DEPRECIATION – An important consideration on the new vs existing property debate.
Did you know, depreciation is usually the second largest tax deduction available to investors after interest payments?
While many investors consider location, purchase price and tenanting ability when contemplating a purchase, they often overlook depreciation as an important factor. Depreciation can aid cash flow resulting in the investor having thousands of additional dollars each financial year. Perhaps the biggest factor in getting the most depreciation benefit is the age of the property. Whilst both new and older properties will attract some depreciation deductions, the Australian Government has now legislated amendments to plant and equipment (division 40) deductions on second-hand residential properties.
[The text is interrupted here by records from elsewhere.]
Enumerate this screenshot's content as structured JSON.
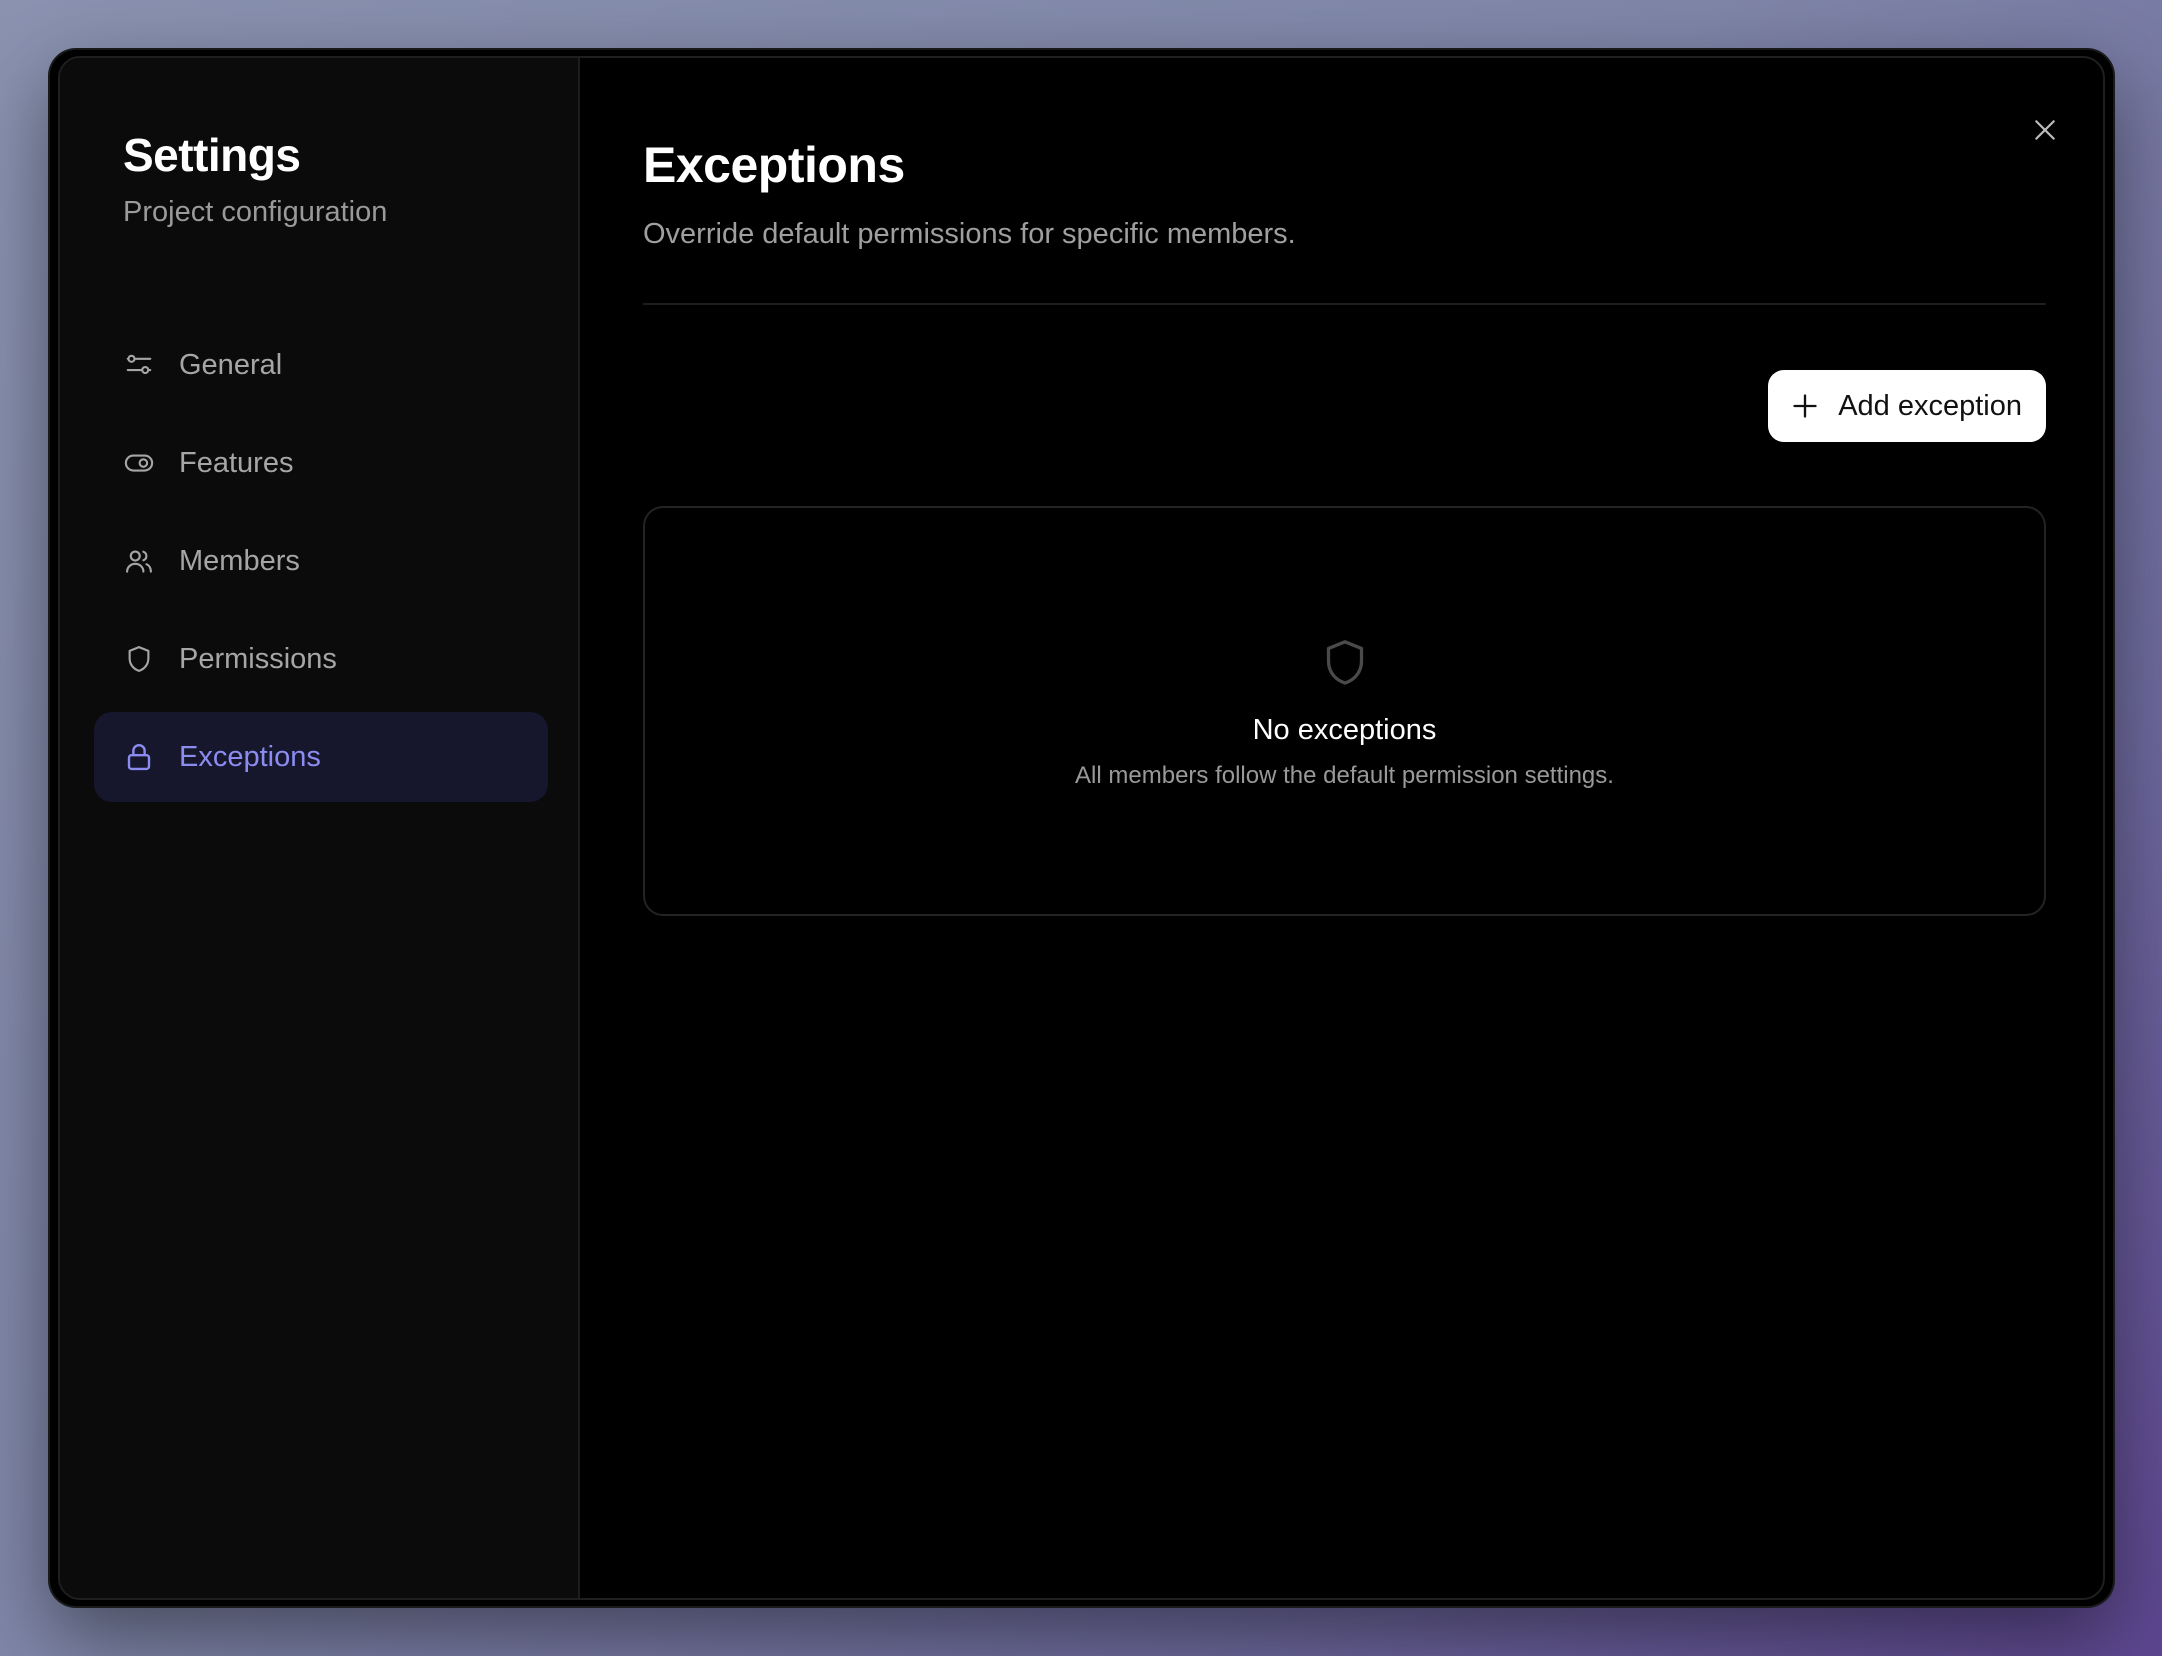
{
  "sidebar": {
    "title": "Settings",
    "subtitle": "Project configuration",
    "items": [
      {
        "label": "General",
        "icon": "sliders-icon",
        "active": false
      },
      {
        "label": "Features",
        "icon": "toggle-icon",
        "active": false
      },
      {
        "label": "Members",
        "icon": "users-icon",
        "active": false
      },
      {
        "label": "Permissions",
        "icon": "shield-icon",
        "active": false
      },
      {
        "label": "Exceptions",
        "icon": "lock-icon",
        "active": true
      }
    ]
  },
  "main": {
    "title": "Exceptions",
    "description": "Override default permissions for specific members.",
    "add_button_label": "Add exception",
    "empty_state": {
      "icon": "shield-icon",
      "title": "No exceptions",
      "description": "All members follow the default permission settings."
    }
  },
  "colors": {
    "accent": "#8c8cf0",
    "active_bg": "#16172d",
    "sidebar_bg": "#0b0b0b",
    "content_bg": "#000000"
  }
}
Put simply, if you purchases a second hand property today, you will be unable to claim deductions for Plant and Equipment (items like dishwashers, air conditioners, blinds, floor coverings). You will still be able to claim capital works deductions for the structural component of a property however these are at the lower rate of 2.5% over 40 years.
Brand new properties have the benefit of being able to claim plant and equipment deductions from the start, which could result in tens of thousands of dollars in tax deductions (over $30,000 difference in the example below) as opposed to a second hand property of the same value.
This makes the choice between a new property and a second hand property even more important as the deduction available can drastically alter the cash flow and therefore the ability to service your investment.